A poem will open you
A poem will close you
Nowhere as mighty as verse
Is both blessing and curse
A poem is a
Note from the Marilyn L. Davis, Editor-in-chief: Mark has also done a tribute poem about one of our monthly contributors, Anwer Ghani. I love that there’s this kind of kinship among the writers and how Anwer’s expressive narrative poetry influenced Mark with the poem, Anwer.
Anwer is the bird that rests in your hand, tiny, blinking, breathing in starts. He flew to you from the desert. Fierce storms buffeted him, yet he flew on his beating wings. Now from his perch in your hand he manages a quiet aria. It seeks out your memories – memories of crust, memories that coat your throat, memories that crack in barren heat.

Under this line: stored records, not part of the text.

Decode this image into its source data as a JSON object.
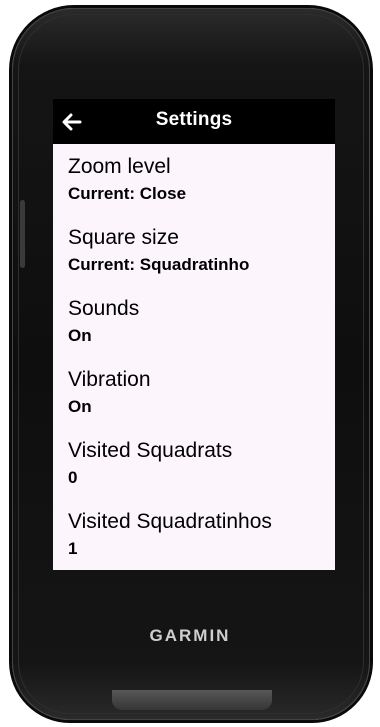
{
  "device": {
    "brand": "GARMIN"
  },
  "header": {
    "back_icon": "arrow-left-icon",
    "title": "Settings"
  },
  "settings": {
    "items": [
      {
        "label": "Zoom level",
        "value": "Current: Close"
      },
      {
        "label": "Square size",
        "value": "Current: Squadratinho"
      },
      {
        "label": "Sounds",
        "value": "On"
      },
      {
        "label": "Vibration",
        "value": "On"
      },
      {
        "label": "Visited Squadrats",
        "value": "0"
      },
      {
        "label": "Visited Squadratinhos",
        "value": "1"
      }
    ]
  },
  "colors": {
    "list_background": "#fcf6fc",
    "header_background": "#000000",
    "text": "#000000"
  }
}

Anwer asks no questions. Anwer brings healing pulled from deep wells.
Bio: Mark Almand
Mark has been writing poetry since college. He really got going in 2017 as a way to help him deal with his mother’s descent into dementia. He is currently completing a book of poems tentatively called Here and After.
Favorite topics are the metaphysical, grief, love and faith. He has written one book, Claude’s Canvas, a memoir, published in 2010.
Mark is married with three adult children and lives in the foothills of northeast Georgia.